Health care use and costs at the end of life: a comparison of elderly Australian decedents with and without a cancer history.

机构信息

Centre for Health Economics Research & Evaluation, University of Technology Sydney, PO Box 123 Broadway, Sydney, NSW, 2007, Australia.

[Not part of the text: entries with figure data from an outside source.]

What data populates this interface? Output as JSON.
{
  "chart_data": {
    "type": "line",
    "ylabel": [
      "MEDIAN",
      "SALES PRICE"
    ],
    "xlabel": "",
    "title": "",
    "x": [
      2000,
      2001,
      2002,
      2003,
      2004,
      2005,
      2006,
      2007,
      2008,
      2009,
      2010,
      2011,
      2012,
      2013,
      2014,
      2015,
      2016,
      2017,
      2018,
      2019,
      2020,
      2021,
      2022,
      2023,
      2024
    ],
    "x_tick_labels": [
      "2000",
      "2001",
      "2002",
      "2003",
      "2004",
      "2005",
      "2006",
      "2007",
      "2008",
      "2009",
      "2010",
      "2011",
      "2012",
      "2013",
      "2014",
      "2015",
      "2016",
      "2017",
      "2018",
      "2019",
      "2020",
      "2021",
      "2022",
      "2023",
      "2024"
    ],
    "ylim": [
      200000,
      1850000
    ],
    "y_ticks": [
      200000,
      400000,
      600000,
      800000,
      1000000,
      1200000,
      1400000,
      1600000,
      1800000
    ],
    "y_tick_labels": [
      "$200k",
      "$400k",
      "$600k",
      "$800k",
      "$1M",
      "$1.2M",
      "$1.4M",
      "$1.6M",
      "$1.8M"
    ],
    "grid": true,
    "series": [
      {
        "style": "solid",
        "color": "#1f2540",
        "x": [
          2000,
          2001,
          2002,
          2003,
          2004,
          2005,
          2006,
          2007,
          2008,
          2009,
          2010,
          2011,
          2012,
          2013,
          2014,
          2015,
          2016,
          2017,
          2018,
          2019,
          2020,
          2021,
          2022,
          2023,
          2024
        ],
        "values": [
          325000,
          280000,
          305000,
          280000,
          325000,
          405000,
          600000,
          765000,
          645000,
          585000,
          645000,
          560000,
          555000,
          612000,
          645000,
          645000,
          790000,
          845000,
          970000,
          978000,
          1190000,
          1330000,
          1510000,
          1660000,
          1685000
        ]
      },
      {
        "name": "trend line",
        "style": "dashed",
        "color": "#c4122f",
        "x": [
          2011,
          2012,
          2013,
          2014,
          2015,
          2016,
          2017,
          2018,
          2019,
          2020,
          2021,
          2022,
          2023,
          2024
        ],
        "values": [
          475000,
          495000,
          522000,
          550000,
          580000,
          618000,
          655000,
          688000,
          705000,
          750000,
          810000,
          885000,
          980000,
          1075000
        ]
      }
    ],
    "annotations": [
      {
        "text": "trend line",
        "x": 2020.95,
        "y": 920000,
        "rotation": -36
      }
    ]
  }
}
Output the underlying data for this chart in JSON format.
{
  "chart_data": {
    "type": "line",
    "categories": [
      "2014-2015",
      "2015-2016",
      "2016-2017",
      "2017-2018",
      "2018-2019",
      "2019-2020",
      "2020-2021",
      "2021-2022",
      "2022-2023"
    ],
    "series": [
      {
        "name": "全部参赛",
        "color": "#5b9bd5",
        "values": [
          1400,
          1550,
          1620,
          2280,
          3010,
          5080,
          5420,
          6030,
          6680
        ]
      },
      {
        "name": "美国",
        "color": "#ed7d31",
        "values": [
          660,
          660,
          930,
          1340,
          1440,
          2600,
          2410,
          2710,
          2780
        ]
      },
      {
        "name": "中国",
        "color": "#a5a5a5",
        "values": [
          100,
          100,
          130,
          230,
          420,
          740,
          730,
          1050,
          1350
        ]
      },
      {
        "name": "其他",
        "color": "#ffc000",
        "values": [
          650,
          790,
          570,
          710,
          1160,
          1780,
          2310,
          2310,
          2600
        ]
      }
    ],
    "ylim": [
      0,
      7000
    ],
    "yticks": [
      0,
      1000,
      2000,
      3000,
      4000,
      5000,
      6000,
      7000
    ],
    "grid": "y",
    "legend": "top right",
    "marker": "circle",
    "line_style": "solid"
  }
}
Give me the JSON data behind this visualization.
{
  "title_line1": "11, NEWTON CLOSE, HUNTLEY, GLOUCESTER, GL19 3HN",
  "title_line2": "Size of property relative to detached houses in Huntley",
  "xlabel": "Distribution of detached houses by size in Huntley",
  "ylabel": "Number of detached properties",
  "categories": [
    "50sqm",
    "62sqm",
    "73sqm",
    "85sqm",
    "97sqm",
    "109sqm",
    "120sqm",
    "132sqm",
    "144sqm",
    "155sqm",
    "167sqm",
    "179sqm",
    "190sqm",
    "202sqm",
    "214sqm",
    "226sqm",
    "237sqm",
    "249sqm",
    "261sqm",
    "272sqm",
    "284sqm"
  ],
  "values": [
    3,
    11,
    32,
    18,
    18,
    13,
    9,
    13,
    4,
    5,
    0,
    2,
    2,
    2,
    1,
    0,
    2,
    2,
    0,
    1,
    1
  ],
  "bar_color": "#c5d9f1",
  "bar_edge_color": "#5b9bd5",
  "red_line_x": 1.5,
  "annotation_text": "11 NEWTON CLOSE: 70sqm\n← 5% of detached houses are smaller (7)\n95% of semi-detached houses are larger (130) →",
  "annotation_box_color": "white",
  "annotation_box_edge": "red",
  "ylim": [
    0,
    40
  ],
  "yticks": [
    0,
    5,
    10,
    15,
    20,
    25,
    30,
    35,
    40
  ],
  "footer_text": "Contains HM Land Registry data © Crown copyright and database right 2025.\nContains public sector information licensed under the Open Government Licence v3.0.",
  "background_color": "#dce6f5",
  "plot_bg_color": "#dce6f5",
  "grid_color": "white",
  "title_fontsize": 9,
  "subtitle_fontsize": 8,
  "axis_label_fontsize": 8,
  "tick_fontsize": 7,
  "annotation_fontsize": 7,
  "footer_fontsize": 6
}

Centre for Social Impact, UNSW Australia, Sydney, NSW, 2000, Australia.

出版信息

BMC Palliat Care. 2017 Jun 21;17(1):1. doi: 10.1186/s12904-017-0213-0.

Abstract

BACKGROUND

There is limited population-level research on end-of-life care in Australia that considers health care use and costs across hospital and community sectors. The aim of this study was to quantify health care use and costs in the last 6 months of life in a cohort of elderly Australian decedents and to examine the factors associated with end-of-life resource use and costs.

METHODS

A retrospective cohort study using routinely collected health data from Australian Government Department of Veterans' Affairs clients. The study included two cohorts of elderly Australians who died between 2005 and 2009; one cohort with a recorded cancer diagnosis and a comparison cohort with no evidence of a cancer history. We examined hospitalisations, emergency department (ED) visits, prescription drugs, clinician visits, pathology, and procedures and associated costs in the last 6 months of life. We used negative binominal regression to explore factors associated with health service use and costs.

RESULTS

The cancer cohort had significantly higher rates of health service use and 27% higher total health care costs than the comparison cohort; in both cohorts, costs were driven primarily by hospitalisations. Older age was associated with lower costs and those who died in residential aged care incurred half the costs of those who died in hospital.

CONCLUSIONS

The results suggest differences in end-of-life care pathways dependent on patient factors, with younger, community-dwelling patients and those with a history of cancer incurring significantly greater costs. There is a need to examine whether the investment in end-of-life care meets patient and societal needs.

摘要

背景

澳大利亚在临终关怀方面的人群研究有限,该研究考虑了医院和社区部门的医疗保健使用和成本。本研究的目的是量化老年澳大利亚死者在生命最后 6 个月的医疗保健使用和成本,并研究与临终资源使用和成本相关的因素。

方法

这是一项使用澳大利亚退伍军人事务部客户的常规收集健康数据的回顾性队列研究。该研究包括两个老年澳大利亚人的队列,他们在 2005 年至 2009 年间死亡;一个队列有记录的癌症诊断,另一个对照队列没有癌症病史。我们检查了生命最后 6 个月的住院、急诊(ED)就诊、处方药、临床医生就诊、病理学和程序以及相关成本。我们使用负二项回归来探讨与卫生服务使用和成本相关的因素。

结果

癌症队列的卫生服务使用率明显较高,总医疗保健费用比对照队列高出 27%;在两个队列中,成本主要由住院治疗驱动。年龄较大与成本较低相关,而在养老院死亡的患者的成本是在医院死亡的患者的一半。

结论

研究结果表明,临终关怀途径因患者因素而异,年轻、居住在社区的患者和有癌症病史的患者的成本显著增加。有必要检查临终关怀的投资是否符合患者和社会的需求。